After an impressive turnaround, Alberta’s 2023 budget included more optimism for the province. Accompanied by another balanced budget, the government delivered a new fiscal framework to ensure its positive fiscal situation will last. With promises to balance budgets every year moving forward (subject to certain exemptions), the government has taken new measures to offset risks associated with volatile revenues – something the province has long struggled with. As part of its new framework, expenditures will now be set to grow in line with population and inflation – roughly 2% per year. But this rule will not come into effect until next year. With an election coming up, expenditure growth is forecast to push up to 4% this fiscal year, with the majority of funding increases allocated to healthcare and education.
Despite contracting slightly from the FY 2022 – 23 forecast, the Alberta government is still expected to rake in royalties from resources. At the same time, a comeback in employment is projected to top up revenues from personal income and corporate taxation. The increase in expenditures and shrinking of revenue growth have kept the province from reporting the same astounding surplus as those projected in FY 2022 – 23.

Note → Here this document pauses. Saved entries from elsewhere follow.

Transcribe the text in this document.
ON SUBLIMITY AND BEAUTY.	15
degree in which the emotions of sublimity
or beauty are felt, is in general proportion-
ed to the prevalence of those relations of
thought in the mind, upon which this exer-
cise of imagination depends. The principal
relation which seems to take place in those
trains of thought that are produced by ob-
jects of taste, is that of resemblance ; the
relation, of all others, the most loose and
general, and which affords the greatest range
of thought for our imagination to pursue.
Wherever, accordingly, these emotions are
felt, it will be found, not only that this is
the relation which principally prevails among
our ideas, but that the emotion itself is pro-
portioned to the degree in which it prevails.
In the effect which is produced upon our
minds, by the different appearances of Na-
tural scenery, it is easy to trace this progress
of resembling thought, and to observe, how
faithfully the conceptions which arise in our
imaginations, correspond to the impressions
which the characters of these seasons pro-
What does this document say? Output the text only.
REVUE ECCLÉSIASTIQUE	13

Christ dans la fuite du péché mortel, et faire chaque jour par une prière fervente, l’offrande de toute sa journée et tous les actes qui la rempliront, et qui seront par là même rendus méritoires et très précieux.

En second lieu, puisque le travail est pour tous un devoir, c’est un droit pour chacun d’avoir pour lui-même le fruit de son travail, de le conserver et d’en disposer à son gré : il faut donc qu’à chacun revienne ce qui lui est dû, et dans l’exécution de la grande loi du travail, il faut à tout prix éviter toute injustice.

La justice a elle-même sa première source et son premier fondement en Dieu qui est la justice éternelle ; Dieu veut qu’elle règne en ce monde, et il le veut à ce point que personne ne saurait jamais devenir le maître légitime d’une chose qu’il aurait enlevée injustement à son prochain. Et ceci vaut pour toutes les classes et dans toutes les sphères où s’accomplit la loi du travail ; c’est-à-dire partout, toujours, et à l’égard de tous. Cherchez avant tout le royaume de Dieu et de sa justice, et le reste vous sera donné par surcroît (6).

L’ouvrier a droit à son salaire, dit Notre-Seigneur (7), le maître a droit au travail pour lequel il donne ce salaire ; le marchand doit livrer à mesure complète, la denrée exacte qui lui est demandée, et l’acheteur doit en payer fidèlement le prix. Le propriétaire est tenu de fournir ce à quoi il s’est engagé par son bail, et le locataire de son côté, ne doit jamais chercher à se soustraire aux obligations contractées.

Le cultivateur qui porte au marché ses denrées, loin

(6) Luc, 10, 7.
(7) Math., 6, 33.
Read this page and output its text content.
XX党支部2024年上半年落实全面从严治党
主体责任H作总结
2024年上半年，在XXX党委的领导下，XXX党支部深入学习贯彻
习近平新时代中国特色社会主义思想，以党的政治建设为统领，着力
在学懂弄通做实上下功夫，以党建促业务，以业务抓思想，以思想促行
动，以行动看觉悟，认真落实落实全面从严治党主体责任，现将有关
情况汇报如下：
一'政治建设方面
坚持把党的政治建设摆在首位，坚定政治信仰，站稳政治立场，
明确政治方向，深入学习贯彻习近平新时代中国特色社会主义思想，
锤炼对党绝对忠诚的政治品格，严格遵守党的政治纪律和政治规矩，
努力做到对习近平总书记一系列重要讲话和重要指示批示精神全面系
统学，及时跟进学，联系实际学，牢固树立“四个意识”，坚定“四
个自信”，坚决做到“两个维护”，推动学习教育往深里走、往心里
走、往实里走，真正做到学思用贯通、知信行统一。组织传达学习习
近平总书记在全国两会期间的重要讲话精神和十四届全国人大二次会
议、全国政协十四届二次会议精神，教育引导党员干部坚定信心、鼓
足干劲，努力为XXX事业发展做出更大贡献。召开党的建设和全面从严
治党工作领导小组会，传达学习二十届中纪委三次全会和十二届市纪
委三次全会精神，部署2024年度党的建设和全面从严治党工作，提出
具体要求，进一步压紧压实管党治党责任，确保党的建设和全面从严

Expenses: Petrodollars fund pre-election spending plan
Following last year’s revenue windfall, the Alberta government has more funding than ever to appropriate. And with an upcoming election, it’s no surprise Budget 2023 had a few goodies baked into it. Planned expenditures for FY 2023 – 24 (including contingencies) totalled $68.3B – a $2.6B increase (+4.0%) from the FY 222 – 23 forecast. The increase kept Alberta’s per capita program expenses among the highest in Canada at just over $14,000 per person in FY 2023 – 24.
Growth in expenditures came largely from healthcare and education spending, accounting for $24.5B (36%) and $14.4B (21%) of total expenses respectively. After boasting the largest number of in-migrants of all provinces last year (85,625), the investment in vital services such as health and education are certainly noted as welcome improvements. Despite its low debt load and high revenues, Alberta’s 2023 budget doesn’t include plans to spend every penny of its projected revenues. In keeping with the province’s new fiscal framework, the outlook has limited expenditure growth to maintain its fiscal surplus through the end of the budget outlook.
Revenues: Raking in the royalties
Although moderating from last year’s high, the government is anticipating revenues that far exceed pre-pandemic levels. Supported by high levels of in-migration and a real GDP that will top the charts for Canada this year, the budget has planned for an uptick in revenues from taxation on personal and business income compared to longer-term averages. But stronger jobs growth isn’t where the real goldmine sits. Revenues from the province’s natural resource sector continue to make all the difference for Alberta.
Accounting for more than a quarter ($18.4B) of revenues from oil and gas royalties, funding for provincial operations and capital plans are still largely dependent on the energy sector. As such, plans included in the 2023 budget continue to be subject to the same degree of volatility as the price of West Texas Intermediate oil. Nevertheless, Alberta’s conservative oil price assumption (at US$79 per barrel for WTI) leaves plenty of room for an upside to revenues. If our own RBC Economics assumption (of US$82.90 per barrel) in FY 2023 – 24 is correct, the province’s surplus could more than double.
And a massive revenue windfall (thanks to higher commodities) puts Alberta in a position to deliver on its Affordability Action Plan just in time for the 2023 election. The plan includes indexing personal income taxes to inflation and a promise to pause the 13% fuel tax until June of this year, amounting to $1.7 billion in foregone revenues. But as the province with the highest surplus as a share of GDP, Alberta can support these measures…at least, for now.
Capital Plan: Investing in infrastructure healthcare services
Alberta’s capital plan includes an investment of nearly $23B over three years. Notable investments include those allocated to municipal infrastructure ($6.5B) including grants and funding for Light Rail Transit systems. Together with capital maintenance costs of $3.5B to preserve existing facilities, and $3.1B for the development of new healthcare facilities, these priorities account for the bulk of Alberta’s capital spending.
Debts: Alberta maintains lowest provincial debt burden
Safeguarding its position, Alberta is on track to maintain the lowest debt-to-GDP in the country at 10.2% in FY 2023 – 24. With a commitment to maintain its surplus position, the province’s debt profile is projected to come down to 9.1% by FY 2025 – 26. Debt servicing costs are forecast to represent 4.2% ($2.8B) of the province’s total expenses next year (excluding contingencies). Although the province has introduced new fiscal prudence measures, without diversification, big spending plans can only move forward so long as the province’s energy sector continues to boom.
Rachel Battaglia is an economist at RBC. She is a member of the Macro and Regional Analysis Group, providing analysis for the provincial macroeconomic outlook and budget commentaries.